Getting to grips with how you handle and cope with the disruption that other people can bring is also down to mindset. When you are in the fixed mindset and someone speaks cruelly to you or perhaps about your child, you are more predisposed to think that their words define you or define your child. It’s like bullies. They use derogatory words and the more they tell you that you are stupid or ugly the more you believe them. Or perhaps, every time you hear a professional say that your child won’t achieve, they won’t walk or talk or have much quality of life? I’ve certainly been there with those comments and still have those conversations with people at times. In the fixed mindset I would believe them and accept that as fact. In the growth mindset, I would see that (and I do) as a challenge to learn more and be more and help Freddie more.
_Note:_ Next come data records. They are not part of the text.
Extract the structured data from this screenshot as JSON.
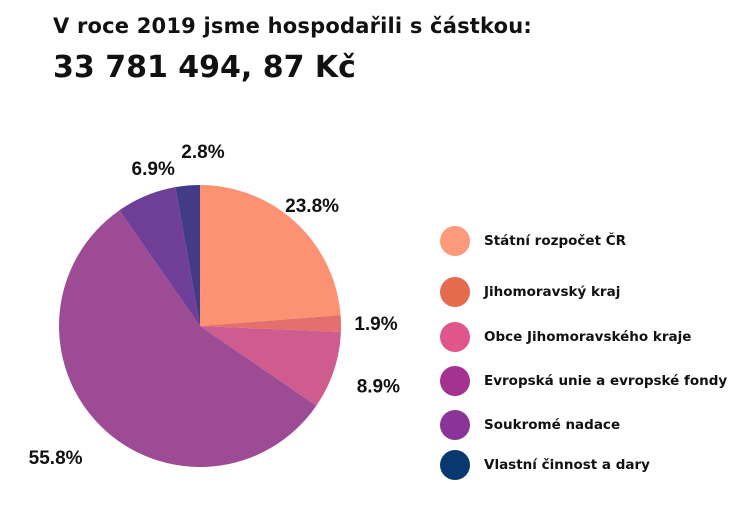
{
  "header": {
    "title": "V roce 2019 jsme hospodařili s částkou:",
    "amount": "33 781 494, 87 Kč"
  },
  "chart_data": {
    "type": "pie",
    "title": "",
    "legend_position": "right",
    "series": [
      {
        "name": "Státní rozpočet ČR",
        "value": 23.8,
        "label": "23.8%",
        "color": "#fc9272",
        "legend_color": "#fd9a79"
      },
      {
        "name": "Jihomoravský kraj",
        "value": 1.9,
        "label": "1.9%",
        "color": "#e4706e",
        "legend_color": "#e46b4e"
      },
      {
        "name": "Obce Jihomoravského kraje",
        "value": 8.9,
        "label": "8.9%",
        "color": "#cf5c8e",
        "legend_color": "#e1568a"
      },
      {
        "name": "Evropská unie a evropské fondy",
        "value": 55.8,
        "label": "55.8%",
        "color": "#9e4b96",
        "legend_color": "#a43290"
      },
      {
        "name": "Soukromé nadace",
        "value": 6.9,
        "label": "6.9%",
        "color": "#6f3e97",
        "legend_color": "#8a3399"
      },
      {
        "name": "Vlastní činnost a dary",
        "value": 2.8,
        "label": "2.8%",
        "color": "#443b87",
        "legend_color": "#08386e"
      }
    ]
  }
}
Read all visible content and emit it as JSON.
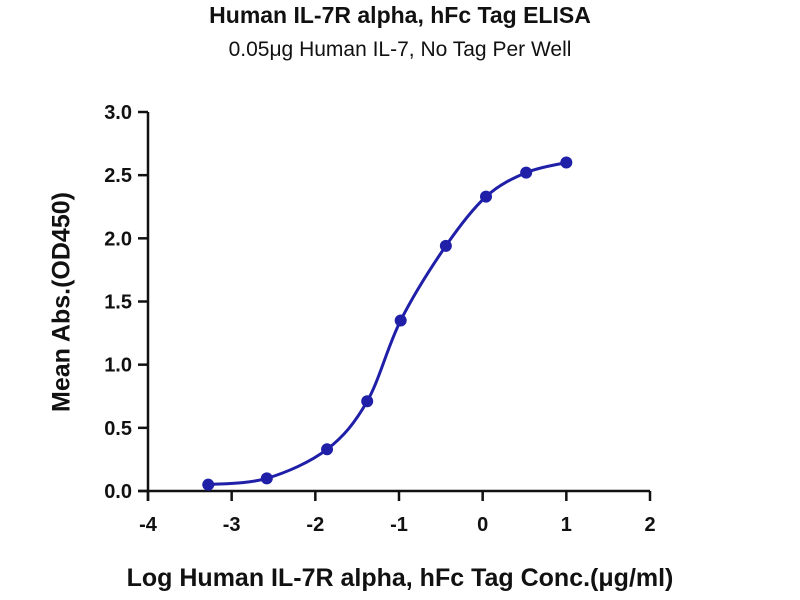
{
  "chart_data": {
    "type": "scatter",
    "title": "Human IL-7R alpha, hFc Tag ELISA",
    "subtitle": "0.05μg Human IL-7, No Tag Per Well",
    "xlabel": "Log Human IL-7R alpha, hFc Tag Conc.(μg/ml)",
    "ylabel": "Mean Abs.(OD450)",
    "xlim": [
      -4,
      2
    ],
    "ylim": [
      0,
      3.0
    ],
    "xticks": [
      "-4",
      "-3",
      "-2",
      "-1",
      "0",
      "1",
      "2"
    ],
    "yticks": [
      "0.0",
      "0.5",
      "1.0",
      "1.5",
      "2.0",
      "2.5",
      "3.0"
    ],
    "grid": false,
    "fit": "sigmoidal",
    "series": [
      {
        "color": "#1f1fa8",
        "x": [
          -3.28,
          -2.58,
          -1.86,
          -1.38,
          -0.98,
          -0.44,
          0.04,
          0.52,
          1.0
        ],
        "y": [
          0.05,
          0.1,
          0.33,
          0.71,
          1.35,
          1.94,
          2.33,
          2.52,
          2.6
        ]
      }
    ]
  }
}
More often that not, I think, those around us who speak negatively are dealing with their own fixed mindset issues. Often when people criticise you for your parenting or how your child is, they are actually thinking about themselves and some of the decisions they have made or the guilt they carry. Whenever I deliver a live workshop on Mindset, during the mini mastermind in the second half, I often hear from people who are holding on to so much upset and anger over how they have been treated or how they have been spoken to or not understood especially by a family member. When they are so close to your inner circle, it is just so painful. Working out why they behave in that way and where it comes from rather than focussing on what happened can really help you deal with it. Learning more can help you protect yourself. I highly recommend Carol Dweck and her groundbreaking work on Mindset. It is so incredibly insightful. Understanding that we are all a mix of fixed and growth mindset but that we can develop ourselves and others to be more in the growth, is enlightening.

We all need hope and resilience to get through the many many challenges of loving and raising children with SEND and working on your mindset is one of the keys to making that happen. It gives you the power to let go. To let go of what people say, to let go of their disruptions to your life and to choose how and if you allow them to affect you.